If we add a step of processing – where a genAI “digests” perfectly structured data and tries, as bad as it can, to regurgitate things it doesn’t understand – aren’t we just adding noise?
I’m talking about the specific use-case of “draw me a picture explaining how a pressure regulator works”, or “can you explain to me how to code a recursive pattern matching algorithm, please”.
I also understand how it can help people who do not want or cannot make the effort to learn an encyclopedia’s classification plan, or how a search engine’s syntax work.
But on a fundamental level, aren’t we just adding an incontrolable step of noise injection in a decent time-tested information flow?

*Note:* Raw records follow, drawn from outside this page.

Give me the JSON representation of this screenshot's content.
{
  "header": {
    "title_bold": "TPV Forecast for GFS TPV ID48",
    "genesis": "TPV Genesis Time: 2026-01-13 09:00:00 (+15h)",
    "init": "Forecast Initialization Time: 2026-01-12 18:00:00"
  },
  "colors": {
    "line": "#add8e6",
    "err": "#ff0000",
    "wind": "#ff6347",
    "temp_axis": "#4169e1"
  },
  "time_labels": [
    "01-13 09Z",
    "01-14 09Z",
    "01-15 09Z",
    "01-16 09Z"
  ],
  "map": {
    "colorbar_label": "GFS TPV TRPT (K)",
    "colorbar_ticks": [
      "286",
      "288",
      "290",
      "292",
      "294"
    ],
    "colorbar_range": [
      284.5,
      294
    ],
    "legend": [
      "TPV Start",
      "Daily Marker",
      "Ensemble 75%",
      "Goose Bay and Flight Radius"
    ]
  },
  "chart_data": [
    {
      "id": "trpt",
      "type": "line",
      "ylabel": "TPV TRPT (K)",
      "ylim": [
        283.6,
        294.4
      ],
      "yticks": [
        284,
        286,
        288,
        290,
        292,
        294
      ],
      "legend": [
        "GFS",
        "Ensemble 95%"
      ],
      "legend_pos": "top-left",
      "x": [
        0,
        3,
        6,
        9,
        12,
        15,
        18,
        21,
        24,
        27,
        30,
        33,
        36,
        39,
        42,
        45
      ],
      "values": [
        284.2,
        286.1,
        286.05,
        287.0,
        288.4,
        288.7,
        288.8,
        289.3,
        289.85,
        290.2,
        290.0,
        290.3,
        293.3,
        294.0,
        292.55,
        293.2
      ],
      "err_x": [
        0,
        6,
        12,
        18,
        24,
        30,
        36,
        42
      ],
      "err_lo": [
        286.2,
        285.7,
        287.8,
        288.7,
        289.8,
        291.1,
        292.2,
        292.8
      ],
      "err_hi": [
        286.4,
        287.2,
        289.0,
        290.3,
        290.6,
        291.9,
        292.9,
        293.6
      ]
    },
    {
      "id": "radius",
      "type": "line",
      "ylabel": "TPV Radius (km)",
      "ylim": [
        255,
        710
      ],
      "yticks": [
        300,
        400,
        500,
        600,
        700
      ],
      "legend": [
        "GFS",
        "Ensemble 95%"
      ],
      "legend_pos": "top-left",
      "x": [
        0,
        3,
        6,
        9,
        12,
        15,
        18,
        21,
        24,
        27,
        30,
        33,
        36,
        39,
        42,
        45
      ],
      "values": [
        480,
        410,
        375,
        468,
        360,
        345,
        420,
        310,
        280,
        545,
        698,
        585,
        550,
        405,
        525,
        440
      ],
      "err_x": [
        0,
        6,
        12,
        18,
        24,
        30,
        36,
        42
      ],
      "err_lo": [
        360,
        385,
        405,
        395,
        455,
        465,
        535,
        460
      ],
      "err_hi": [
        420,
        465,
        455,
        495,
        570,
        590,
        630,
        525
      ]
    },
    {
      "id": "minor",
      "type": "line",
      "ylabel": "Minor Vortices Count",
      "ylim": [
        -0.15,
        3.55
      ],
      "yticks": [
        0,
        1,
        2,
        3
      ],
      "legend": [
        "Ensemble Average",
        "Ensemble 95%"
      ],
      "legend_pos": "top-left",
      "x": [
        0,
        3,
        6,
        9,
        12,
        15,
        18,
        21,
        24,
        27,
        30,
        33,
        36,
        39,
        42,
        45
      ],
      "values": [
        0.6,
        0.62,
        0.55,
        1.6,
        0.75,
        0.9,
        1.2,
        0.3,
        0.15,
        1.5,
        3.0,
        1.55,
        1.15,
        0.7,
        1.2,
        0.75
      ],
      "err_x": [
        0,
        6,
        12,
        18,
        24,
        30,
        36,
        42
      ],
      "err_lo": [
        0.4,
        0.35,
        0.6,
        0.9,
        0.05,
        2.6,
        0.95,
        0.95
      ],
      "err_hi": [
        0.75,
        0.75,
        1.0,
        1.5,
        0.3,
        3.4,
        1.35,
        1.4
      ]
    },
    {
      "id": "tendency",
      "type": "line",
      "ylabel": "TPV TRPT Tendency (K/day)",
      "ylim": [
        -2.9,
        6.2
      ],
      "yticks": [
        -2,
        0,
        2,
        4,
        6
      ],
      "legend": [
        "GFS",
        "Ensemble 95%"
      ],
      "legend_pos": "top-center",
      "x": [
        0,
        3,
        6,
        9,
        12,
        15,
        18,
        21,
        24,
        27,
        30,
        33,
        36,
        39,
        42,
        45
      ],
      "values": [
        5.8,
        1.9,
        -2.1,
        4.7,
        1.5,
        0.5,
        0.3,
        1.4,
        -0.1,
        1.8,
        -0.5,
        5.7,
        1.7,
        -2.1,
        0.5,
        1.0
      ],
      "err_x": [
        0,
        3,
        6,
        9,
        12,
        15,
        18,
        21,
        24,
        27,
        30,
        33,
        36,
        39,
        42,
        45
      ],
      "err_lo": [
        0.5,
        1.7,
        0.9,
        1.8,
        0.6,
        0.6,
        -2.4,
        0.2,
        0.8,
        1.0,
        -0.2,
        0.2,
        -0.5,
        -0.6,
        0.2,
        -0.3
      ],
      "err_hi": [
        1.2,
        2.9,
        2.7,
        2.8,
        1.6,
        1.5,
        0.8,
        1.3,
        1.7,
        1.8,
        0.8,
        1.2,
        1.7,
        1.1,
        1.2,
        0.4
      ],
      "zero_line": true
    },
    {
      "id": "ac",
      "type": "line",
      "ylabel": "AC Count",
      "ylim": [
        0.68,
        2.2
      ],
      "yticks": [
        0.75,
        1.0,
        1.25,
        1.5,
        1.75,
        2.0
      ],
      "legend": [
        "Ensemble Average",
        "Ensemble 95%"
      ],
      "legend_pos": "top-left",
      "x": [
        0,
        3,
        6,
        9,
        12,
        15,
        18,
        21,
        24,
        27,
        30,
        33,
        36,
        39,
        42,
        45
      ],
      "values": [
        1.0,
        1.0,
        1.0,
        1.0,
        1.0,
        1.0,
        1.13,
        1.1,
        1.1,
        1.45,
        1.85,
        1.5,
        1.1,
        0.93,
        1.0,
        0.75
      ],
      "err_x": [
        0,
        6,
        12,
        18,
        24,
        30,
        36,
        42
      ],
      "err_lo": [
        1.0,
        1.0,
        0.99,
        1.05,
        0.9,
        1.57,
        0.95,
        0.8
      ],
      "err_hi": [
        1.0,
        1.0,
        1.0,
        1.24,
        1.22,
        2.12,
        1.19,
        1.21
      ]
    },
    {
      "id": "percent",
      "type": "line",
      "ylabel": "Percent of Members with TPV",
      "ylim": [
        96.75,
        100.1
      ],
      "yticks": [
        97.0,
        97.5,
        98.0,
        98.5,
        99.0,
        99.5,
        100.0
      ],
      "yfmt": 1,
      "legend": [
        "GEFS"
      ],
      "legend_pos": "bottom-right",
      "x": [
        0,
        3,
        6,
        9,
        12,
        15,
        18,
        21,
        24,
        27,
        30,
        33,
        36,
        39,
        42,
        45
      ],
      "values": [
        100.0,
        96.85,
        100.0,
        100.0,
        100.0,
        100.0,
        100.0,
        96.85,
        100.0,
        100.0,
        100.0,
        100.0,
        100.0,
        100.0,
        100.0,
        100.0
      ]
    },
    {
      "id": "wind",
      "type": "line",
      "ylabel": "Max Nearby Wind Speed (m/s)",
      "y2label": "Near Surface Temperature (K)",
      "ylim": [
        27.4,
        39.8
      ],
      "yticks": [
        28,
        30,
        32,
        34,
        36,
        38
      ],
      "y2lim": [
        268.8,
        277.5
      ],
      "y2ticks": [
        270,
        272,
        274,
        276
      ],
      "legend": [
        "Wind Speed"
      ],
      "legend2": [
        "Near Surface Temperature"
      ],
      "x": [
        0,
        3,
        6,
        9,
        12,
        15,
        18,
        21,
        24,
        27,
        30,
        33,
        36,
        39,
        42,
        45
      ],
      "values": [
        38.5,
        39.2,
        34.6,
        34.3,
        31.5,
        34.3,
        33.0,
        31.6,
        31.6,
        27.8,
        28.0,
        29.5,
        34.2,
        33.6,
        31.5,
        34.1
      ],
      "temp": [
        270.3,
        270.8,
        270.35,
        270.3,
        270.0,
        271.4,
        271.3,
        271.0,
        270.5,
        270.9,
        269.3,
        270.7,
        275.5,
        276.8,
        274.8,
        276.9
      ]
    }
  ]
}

That can be solved if you teach it the meta-knowledge with intermediary steps, for example:
prompt: 34*3= step1: 4*3 + 30*3 = step2: 12 + 10*3*3 = step3: 12 + 10*9= step4: 12 + 90 = step5: 100 + 2 = step6: 102 result: 102
It’s hard to find such learning data though, but e.g. claude already uses intermediary steps. It preprocesses your input multiple times. It writes code, runs code to process your input, and that’s still not the final response. Unfortunately, it’s already smarter than some junior developers, and its consequence is worrying.